The cash flowing into the inverse VIX note suggests some investors are confident that the strength of the U.S. economy will overshadow concerns about emerging-market currencies and the pace of China’s growth, said Randy Frederick, managing director of active trading and derivatives at Charles Schwab Corp. Data yesterday showed U.S. factory orders fell less than estimated in December.
“It’s a bet that markets will calm down and that will cause volatility to drift lower,” Frederick said in a Feb. 3 phone interview. His firm has about $2.2 trillion of client assets. “The challenge is knowing how long it might take before that happens. This whole correction could be over tomorrow. Or it might not be over until April.”

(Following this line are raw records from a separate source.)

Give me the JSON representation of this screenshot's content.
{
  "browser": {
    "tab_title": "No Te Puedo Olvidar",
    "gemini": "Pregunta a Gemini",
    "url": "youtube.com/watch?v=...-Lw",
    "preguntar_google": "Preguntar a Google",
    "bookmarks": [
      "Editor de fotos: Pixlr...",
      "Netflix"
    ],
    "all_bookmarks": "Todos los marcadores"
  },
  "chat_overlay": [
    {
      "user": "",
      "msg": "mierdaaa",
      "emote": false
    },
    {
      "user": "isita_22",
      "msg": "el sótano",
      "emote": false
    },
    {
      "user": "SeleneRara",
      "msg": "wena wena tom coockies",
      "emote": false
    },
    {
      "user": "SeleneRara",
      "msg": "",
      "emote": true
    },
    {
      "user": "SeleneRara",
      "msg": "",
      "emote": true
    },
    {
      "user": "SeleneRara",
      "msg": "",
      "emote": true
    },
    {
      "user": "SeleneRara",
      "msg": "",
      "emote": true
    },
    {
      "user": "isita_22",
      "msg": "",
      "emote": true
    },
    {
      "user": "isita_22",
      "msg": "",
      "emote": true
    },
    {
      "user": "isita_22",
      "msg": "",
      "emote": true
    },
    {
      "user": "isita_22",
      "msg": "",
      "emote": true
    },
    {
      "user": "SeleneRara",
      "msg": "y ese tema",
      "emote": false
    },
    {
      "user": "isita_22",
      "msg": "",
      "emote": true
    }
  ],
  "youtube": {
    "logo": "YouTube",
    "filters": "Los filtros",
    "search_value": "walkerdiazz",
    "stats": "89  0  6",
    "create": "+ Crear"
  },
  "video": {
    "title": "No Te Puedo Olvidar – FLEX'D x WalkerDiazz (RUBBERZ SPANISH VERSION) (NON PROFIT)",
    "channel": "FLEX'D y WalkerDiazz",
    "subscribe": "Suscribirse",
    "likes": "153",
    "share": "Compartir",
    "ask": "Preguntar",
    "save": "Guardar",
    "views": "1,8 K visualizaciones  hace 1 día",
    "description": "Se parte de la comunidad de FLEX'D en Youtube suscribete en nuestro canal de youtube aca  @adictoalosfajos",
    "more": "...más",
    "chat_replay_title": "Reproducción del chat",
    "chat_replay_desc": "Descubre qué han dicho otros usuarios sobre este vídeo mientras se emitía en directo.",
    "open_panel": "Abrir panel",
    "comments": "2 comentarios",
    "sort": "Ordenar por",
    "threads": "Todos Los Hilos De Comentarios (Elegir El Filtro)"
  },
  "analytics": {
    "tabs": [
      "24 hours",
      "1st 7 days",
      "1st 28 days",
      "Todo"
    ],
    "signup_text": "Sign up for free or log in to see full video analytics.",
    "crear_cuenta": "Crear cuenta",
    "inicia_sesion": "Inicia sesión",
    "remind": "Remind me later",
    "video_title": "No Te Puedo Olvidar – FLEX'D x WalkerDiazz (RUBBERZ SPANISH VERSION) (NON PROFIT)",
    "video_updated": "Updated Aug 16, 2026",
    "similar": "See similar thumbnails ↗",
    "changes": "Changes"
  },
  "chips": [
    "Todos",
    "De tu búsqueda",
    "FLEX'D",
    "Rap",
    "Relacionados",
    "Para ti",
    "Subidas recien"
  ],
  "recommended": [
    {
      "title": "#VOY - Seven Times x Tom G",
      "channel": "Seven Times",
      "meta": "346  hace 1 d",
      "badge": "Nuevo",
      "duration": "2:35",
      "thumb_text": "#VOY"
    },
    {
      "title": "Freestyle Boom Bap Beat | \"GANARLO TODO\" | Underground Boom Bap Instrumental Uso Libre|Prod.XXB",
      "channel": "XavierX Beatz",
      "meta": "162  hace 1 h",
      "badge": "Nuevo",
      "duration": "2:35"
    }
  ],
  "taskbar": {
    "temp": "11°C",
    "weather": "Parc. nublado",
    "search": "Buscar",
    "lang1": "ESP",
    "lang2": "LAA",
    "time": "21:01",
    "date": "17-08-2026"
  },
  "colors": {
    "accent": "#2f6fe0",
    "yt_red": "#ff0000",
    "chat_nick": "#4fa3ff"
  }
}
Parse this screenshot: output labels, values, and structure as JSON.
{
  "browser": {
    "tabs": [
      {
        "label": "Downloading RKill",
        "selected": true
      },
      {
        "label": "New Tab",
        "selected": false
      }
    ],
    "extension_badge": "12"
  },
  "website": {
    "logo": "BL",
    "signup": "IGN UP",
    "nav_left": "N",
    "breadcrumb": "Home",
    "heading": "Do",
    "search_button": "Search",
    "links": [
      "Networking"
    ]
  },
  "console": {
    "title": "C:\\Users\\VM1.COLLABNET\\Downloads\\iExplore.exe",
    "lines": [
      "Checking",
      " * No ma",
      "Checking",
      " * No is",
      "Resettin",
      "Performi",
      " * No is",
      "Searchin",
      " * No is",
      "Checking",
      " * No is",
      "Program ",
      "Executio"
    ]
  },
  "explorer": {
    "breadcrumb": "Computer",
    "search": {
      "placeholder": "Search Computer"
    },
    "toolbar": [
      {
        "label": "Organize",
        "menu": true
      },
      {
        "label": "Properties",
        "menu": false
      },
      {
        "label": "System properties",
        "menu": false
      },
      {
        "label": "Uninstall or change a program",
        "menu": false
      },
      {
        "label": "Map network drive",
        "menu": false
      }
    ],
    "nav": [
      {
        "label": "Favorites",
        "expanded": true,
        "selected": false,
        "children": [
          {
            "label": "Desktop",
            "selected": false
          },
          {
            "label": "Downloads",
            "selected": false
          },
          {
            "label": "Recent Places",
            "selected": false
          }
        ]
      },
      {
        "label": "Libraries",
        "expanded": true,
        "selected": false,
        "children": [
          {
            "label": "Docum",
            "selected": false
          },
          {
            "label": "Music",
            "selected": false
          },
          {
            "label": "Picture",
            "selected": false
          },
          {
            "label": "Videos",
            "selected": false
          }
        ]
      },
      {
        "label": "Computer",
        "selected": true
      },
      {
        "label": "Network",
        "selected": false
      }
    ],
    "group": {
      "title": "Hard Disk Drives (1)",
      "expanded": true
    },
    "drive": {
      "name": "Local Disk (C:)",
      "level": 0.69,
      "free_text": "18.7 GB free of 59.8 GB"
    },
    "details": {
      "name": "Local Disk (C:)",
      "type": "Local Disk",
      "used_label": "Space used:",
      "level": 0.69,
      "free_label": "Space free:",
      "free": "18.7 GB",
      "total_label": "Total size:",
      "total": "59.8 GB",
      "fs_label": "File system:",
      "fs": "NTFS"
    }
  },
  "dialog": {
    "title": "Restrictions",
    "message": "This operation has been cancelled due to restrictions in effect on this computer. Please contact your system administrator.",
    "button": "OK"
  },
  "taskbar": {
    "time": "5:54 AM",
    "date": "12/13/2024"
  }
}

The inverse VIX note rose 1.4 percent yesterday following a 14 percent drop in the previous two days. The ETN’s assets have climbed 45 percent in the past seven days to $577 million, according to data compiled by Bloomberg.
About $2.9 trillion has been erased from the value of equities worldwide this year, following the biggest rally in four years in 2013, as China’s growth slows, the Federal Reserve cuts stimulus and anti-government protests spread in emerging markets from Thailand to Ukraine. The Chicago Board Options Exchange Volatility Index rose 4.4 percent to 19.95 today and is up 45 percent this year. Europe’s VStoxx Index slipped 1.6 percent to 22.65.
The S&P 500 lost 5 percent since its Jan. 15 record amid signs of a contraction in China’s manufacturing and as the Argentinian government’s decision to allow the peso to devalue triggered a rout in emerging-market currencies. The Fed last week decided to press on with reductions in its monthly bond-buying program.
For David Herro, manager of the $28 billion Oakmark International Fund, the backdrop for investors remains good. The worldwide economy will grow 3.7 percent this year, up from an October estimate of 3.6 percent, the International Monetary Fund said in revisions to its World Economic Outlook released Jan. 21, citing accelerating expansions in the U.S. and U.K.
“With global growth accelerating and reasonable valuations, this looks more like markets taking a breather from the large increases in stock prices of 2013,” Herro, Morningstar Inc.’s international stock fund manager of the decade, wrote in an email.
Investors have also withdrawn money from a VIX fund that rises with higher volatility. About $388 million was pulled from the iPath S&P 500 VIX Short-Term Futures ETN last week, the most since March, data compiled by Bloomberg show.
Volume in the inverse VIX note has soared even as the value of the security dropped. About 46 million notes changed hands on Feb. 3, the second-highest daily total since it began trading.
“People are very scared, and they want the protection basically after they need it,” Stephen Solaka, who helps oversee about $125 million as managing partner of Belmont Capital Group in Los Angeles, said in a Feb. 4 phone interview. “Those with a contrarian mindset can take advantage of that fear, and that’s what they’re doing with the inverse.”
Similar bets that volatility will subside have paid off in the past year. On April 15, trading in the inverse VIX note doubled as stocks tumbled on concern about China’s economy. While the ETN slid 12 percent that day, it recovered the drop about three months later and rose an additional 35 percent through the end of the year.
Volume also surged on June 20 amid speculation the Fed would phase out monetary stimulus. Investors who purchased the inverse-volatility fund at that day’s closing price of $18.48 made 86 percent on their investment by the end of the year.
Volatility may increase in the next couple months as investors weigh economic data such as the monthly U.S. jobs report this week, according to Terry Sandven, chief equity strategist at U.S. Bank Wealth Management. Employers probably added 184,000 positions last month, the median economist estimate from a Bloomberg survey, compared with 74,000 jobs in December, which was less than the most pessimistic projection.
“There is still some more downside,” Sandven said in a phone interview from Minneapolis. He helps oversee $115 billion. “We’ll need another round of economic readings between now and March for investors to gain back some confidence.”
Options traders have increased purchases of contracts that bet on declines in volatility. The number of VIX puts has increased 9 percent to 2.8 million since Jan. 21, while open interest in calls fell 11 percent to 7.4 million, according to data compiled by Bloomberg.
“The odds of probability are that spikes in volatility rarely last very long,” Frederick said. “While volatility spikes up very sharply, it does tend to come down a little slower than it goes up, but it generally does come down.”